= Jefferson Westside, Eugene, Oregon =

Neighborhood in Eugene

Jefferson Westside is a neighborhood in Eugene, Oregon, United States.

==Overview==
Jefferson Westside is a .912 square mile neighborhood bounded by Chambers, Lawrence and Willamette, 18th Avenue and 7th Avenue. In 2010 had a population of 5,750 people and was named the neighborhood of the year.

The neighborhood is a "biker's paradise and is the third most "walkable" neighborhood in Eugene.

==Area amenities==
The largest attraction in the Jefferson Westside neighborhood is the fairgrounds, which is also known as the Lane Events Center.
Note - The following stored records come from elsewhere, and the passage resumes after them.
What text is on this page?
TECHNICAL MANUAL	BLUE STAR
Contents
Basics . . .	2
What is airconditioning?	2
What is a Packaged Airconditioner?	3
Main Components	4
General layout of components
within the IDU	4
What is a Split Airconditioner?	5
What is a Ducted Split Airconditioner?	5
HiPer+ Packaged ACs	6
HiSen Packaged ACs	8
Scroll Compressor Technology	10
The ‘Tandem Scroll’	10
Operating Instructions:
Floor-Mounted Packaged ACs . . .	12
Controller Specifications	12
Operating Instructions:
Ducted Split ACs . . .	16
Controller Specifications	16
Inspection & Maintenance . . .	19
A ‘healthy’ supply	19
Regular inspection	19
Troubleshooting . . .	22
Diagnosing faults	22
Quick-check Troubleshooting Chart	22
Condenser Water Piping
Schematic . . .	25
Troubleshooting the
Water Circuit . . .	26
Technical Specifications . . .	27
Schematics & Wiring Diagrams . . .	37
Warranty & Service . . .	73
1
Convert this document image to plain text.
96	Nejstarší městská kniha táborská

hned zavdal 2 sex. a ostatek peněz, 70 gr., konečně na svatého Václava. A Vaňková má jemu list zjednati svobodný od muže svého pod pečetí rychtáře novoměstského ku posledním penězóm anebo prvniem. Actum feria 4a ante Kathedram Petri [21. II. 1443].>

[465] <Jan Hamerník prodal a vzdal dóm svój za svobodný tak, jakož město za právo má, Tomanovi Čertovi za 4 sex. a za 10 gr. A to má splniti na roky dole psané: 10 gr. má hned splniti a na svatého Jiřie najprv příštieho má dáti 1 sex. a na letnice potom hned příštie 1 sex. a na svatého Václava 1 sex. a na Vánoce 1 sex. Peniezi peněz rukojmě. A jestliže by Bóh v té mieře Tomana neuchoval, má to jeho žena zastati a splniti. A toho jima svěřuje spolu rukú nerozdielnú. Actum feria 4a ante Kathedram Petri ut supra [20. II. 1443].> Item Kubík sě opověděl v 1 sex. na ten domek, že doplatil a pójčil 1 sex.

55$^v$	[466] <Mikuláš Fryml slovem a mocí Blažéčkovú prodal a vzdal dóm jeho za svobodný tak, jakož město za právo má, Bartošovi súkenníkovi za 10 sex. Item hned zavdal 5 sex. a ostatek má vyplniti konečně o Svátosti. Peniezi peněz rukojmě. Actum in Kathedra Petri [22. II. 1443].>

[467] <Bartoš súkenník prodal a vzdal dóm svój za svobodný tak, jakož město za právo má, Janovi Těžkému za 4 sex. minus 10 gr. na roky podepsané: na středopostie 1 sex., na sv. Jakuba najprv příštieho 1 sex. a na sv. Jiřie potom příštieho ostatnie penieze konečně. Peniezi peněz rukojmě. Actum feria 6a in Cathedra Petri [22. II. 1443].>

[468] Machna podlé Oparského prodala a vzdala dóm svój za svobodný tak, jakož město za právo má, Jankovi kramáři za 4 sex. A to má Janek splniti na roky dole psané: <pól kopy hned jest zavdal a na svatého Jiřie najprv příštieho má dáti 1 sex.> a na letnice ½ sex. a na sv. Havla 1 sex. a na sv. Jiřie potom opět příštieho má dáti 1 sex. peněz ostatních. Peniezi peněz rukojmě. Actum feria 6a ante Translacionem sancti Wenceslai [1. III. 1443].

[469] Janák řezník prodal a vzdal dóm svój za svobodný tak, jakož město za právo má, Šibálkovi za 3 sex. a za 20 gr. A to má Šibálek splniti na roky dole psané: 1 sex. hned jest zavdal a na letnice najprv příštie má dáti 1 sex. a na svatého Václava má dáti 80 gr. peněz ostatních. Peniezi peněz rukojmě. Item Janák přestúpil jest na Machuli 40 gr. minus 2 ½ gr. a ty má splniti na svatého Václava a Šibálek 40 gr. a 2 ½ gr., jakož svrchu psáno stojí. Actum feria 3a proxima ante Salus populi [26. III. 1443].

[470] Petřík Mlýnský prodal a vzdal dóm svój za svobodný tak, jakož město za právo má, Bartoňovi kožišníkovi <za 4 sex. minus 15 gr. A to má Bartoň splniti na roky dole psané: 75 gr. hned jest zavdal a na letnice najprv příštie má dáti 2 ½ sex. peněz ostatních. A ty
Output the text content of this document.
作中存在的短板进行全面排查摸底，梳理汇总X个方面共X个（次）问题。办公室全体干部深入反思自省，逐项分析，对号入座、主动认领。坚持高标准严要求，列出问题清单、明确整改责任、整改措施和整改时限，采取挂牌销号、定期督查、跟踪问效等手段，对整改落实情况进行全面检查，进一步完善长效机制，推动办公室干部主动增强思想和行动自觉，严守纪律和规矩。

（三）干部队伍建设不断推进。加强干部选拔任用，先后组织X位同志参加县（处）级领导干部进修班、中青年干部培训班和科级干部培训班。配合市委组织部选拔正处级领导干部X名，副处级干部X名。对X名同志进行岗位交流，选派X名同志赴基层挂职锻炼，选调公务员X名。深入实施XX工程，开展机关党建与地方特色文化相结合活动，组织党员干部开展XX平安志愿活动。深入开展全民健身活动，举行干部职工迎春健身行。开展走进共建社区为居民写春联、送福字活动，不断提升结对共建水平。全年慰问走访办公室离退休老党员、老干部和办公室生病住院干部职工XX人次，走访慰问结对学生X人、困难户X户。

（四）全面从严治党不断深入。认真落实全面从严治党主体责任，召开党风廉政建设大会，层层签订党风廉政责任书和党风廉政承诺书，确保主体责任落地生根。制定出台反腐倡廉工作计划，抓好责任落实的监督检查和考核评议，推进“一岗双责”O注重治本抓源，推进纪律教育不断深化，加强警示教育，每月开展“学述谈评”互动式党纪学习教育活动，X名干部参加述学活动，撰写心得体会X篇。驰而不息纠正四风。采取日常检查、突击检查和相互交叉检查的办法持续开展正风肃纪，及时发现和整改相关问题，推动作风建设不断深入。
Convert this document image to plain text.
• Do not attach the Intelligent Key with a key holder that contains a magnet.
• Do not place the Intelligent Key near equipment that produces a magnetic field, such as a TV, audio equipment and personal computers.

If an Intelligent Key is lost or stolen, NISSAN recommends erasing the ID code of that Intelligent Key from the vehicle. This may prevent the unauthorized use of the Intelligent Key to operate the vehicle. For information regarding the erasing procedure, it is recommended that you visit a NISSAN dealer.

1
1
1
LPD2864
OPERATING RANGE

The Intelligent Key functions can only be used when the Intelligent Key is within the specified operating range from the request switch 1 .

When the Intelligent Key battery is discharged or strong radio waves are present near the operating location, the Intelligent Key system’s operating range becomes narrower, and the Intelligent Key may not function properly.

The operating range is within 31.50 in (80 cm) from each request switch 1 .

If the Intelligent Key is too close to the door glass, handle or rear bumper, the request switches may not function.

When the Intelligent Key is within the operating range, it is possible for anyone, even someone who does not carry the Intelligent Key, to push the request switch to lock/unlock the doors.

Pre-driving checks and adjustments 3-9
Monroe Park is the major public park in the area which has a performance stage, restrooms, drinking fountains, a basketball court, and a playground.

==Organizations==
Jefferson and Westside Residents for Healthy Neighborhoods (JWReHN) JWReHN ("Jay-Wren"), Chambers Area Families for Healthy Neighborhoods (CAFHN) CAFHN ("caffeine") organizations within the Jefferson Westside neighborhood, were formed to ensure that the neighborhood is represented in the city Council and to manage growth and ensure livability within the area.

The Residents for Responsible Rapid Transit (RRRT) was formed to understand impacts to the neighborhood with bus rapid transit. The Climate Leadership Initiative (CLI) was formed to better understand impacts of global warming and develop programs to better protect the environment.